Over the years I have been a part of some very large elearning implementations, at every point in the elearning life cycle. Admittedly, my favorite part of the process was when we started getting into build. It was always exciting to see my team’s storyboards come to life with the real product.
That said, the entire elearning design and development of a project has many parts (all important), but there is one area that, in my opinion, is far more important than the others.
If done correctly, it makes the entire development process easier. If done incorrectly (or if not adhered to), you will have a nightmare of a time during the project – guaranteed.
From the Very Start
The most important elearning project requirement happens at the very beginning (or at least it should). Unfortunately, I have seen some projects do it poorly, and it resulted in lost money and time.
Before you do anything with your elearning project – before the planning, designing, developing, testing, or anything else – you need to get written approval of the scope.
Without written sign-off on the scope of course development and delivery, your elearning project is doomed.

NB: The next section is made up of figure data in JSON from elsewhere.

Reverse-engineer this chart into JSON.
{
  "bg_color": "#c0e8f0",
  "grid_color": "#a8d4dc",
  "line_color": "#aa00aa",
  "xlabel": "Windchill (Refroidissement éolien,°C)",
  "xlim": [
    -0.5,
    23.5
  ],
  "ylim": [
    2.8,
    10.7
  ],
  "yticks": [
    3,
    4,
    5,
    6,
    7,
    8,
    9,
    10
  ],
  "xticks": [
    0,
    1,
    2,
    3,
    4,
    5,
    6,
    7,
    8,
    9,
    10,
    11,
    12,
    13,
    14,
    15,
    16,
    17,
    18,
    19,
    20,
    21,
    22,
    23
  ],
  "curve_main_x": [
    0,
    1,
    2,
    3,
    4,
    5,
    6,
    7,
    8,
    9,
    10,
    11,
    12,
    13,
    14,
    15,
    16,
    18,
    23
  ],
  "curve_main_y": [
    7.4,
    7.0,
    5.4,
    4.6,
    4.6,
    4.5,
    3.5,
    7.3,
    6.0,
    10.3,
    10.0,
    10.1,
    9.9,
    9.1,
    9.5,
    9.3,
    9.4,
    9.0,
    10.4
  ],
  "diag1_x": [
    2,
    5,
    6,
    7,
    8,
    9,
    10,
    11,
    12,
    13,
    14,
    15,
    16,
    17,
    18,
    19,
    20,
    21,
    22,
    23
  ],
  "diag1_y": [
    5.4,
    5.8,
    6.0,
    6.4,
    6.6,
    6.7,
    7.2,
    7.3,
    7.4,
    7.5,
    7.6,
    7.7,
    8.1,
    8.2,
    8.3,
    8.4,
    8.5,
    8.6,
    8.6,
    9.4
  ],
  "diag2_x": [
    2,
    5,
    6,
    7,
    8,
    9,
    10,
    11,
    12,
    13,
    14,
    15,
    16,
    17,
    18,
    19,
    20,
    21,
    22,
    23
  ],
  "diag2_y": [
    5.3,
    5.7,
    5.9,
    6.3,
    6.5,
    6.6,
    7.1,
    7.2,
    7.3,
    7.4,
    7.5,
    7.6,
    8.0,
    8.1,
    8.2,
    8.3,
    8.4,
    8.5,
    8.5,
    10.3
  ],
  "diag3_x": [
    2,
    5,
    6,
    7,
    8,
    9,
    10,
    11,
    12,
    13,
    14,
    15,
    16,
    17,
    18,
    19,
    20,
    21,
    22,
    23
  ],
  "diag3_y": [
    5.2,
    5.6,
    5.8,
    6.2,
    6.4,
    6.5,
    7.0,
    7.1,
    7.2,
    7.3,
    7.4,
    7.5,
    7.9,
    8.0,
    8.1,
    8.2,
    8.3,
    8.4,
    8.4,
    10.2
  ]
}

Sign-off is One Thing, Enforcement is Another
I can recall a project I was on where the scope was defined, but our team never stuck to it. To be fair, this was a project with a 10+ year history, and I joined for just a portion. However, the culture of scope creep was set (heck, I don’t even think anyone remember the original scope).
The result was long hours, and major scope creep. The client said “jump”, and we said, “how high?” Job aids were added daily, signed-off courses were changed constantly, and new visual standards were retroactively applied.
It was miserable.
Without question, defining the scope for your elearning project is the most important thing you will do – but not only that, you need to stick to the scope of the project.
It often starts out as something innocent, taking on some extra small items outside of scope. Before you know it though, you are revamping the curriculum, changing templates, and adding courses. Not only does this hurt your bottom-line, it hurts your ability to prove your value.
Instructional designers, elearning project managers, and the like are evaluated on their ability to meet deliverables that are outlined in, you guest it, the original scope.
Do your sanity a favor and ensure that the scope is locked-in, and never changed (unless of course the client agrees to pay for those extra changes).